Anchorage, AK—Anchorage Opera (AO) is pleased to announce the company has been approved to receive an American Rescue Plan grant from the National Endowment for the Arts (NEA) to help the arts and cultural sector recover from the pandemic. In this highly competitive grant cycle, the NEA received more than 7,500 eligible applications requesting $695 million. To review the applications, the agency employed more than 450 expert readers and panelists to review and score each application using the published review criteria. In total, the NEA will award grants totaling $57,750,000 to 567 arts organizations in all 50 states, Puerto Rico, the U.S. Virgin Islands, and Washington, DC. AO is recommended to receive $50,000 and may use this funding to save jobs and to fund operations and facilities, health and safety supplies, and marketing and promotional efforts to encourage attendance and participation.

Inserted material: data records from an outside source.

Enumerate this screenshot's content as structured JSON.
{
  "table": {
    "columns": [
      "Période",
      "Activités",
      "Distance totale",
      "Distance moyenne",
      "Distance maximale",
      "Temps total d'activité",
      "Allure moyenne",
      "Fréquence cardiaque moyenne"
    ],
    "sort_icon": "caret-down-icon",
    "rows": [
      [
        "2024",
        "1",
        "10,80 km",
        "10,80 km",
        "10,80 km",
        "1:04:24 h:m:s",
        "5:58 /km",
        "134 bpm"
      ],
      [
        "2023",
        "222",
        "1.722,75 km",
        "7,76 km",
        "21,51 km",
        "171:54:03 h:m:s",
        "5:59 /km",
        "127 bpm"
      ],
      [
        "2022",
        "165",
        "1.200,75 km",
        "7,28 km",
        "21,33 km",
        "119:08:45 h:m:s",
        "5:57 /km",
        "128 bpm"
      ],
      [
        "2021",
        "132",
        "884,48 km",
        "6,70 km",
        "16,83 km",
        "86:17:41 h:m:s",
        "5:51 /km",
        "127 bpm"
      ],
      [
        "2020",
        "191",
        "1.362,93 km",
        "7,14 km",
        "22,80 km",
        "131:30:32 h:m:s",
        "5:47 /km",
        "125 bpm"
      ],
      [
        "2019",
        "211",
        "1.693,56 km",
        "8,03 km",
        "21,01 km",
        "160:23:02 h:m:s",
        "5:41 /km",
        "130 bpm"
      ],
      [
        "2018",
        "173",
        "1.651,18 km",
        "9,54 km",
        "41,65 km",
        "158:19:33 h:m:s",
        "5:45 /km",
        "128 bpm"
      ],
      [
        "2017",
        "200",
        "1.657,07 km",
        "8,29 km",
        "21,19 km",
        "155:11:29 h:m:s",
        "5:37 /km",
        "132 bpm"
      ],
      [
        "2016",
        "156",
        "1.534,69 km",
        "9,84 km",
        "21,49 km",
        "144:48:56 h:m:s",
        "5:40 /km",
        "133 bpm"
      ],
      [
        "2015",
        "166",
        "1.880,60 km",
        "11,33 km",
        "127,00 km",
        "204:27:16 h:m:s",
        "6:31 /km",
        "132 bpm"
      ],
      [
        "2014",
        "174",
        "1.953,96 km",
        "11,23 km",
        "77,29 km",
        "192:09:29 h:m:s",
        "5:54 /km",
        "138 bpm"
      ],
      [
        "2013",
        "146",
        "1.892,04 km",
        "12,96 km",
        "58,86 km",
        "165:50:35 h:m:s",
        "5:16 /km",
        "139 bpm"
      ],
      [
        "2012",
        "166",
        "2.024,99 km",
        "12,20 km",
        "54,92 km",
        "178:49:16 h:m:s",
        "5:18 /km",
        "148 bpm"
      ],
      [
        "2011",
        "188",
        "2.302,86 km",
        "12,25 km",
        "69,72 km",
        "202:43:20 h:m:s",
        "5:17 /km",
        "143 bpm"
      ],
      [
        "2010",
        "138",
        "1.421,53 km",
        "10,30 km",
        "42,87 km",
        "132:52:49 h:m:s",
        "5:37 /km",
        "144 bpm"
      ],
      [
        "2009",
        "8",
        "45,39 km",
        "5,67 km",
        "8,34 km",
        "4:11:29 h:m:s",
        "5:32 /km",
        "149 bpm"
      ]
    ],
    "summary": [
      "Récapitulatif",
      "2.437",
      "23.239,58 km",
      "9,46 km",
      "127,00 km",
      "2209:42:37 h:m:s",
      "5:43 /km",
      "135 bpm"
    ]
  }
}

Notification of NEA funding comes at a critical time for AO which recently made the difficult decision to postpone their USA premiere of Missing, by distinguished First Nations playwright Marie Clements and Juno–award winning composer Brian Current, amid the Omicron variant surge. AO’s production, Indigenous led and cast, will give voice to the stories of missing and murdered Indigenous women and girls (MMIWG), and projects around it with partner organizations including the Alaska Native Heritage Center, Native Movement, Data for Indigenous Justice, Alaska Native Women’s Resource Center, Alaska Native Justice Center, and the Anchorage Museum are planned.

“We are honored and humbled to have been selected and sincerely grateful to the NEA for their support in these difficult times.” Reed Smith, AO General Director. “These funds will enable us to continue important work with our Missing partners and on costumes and set construction so that the opera will be healing for our community when we are able to reschedule.”

Community projects include the use of Voth Hall in the Alaska Center for the Performing Arts as a space for opera attendees to view exhibits and informational tables from partner organizations. Pre-performance traditional ceremonies and post-performance Talking Circles meant to connect the audience with Alaska Native culture and with the cast and artistic team of Missing are planned. Partnering with Alaska Airlines, Elders, survivors, and families of MMIWG from across Alaska will be flown from regions across Alaska to attend a private performance with on-site grief counselors present.

“Our nation’s arts sector has been among the hardest hit by the COVID-19 pandemic. The National Endowment for the Arts’ American Rescue Plan funding will help arts organizations, such as Anchorage Opera, rebuild and reopen,” said Dr. Maria Rosario Jackson, chair of the NEA. “The arts are crucial in helping America’s communities heal, unite, and inspire, as well as essential to our nation’s economic recovery.”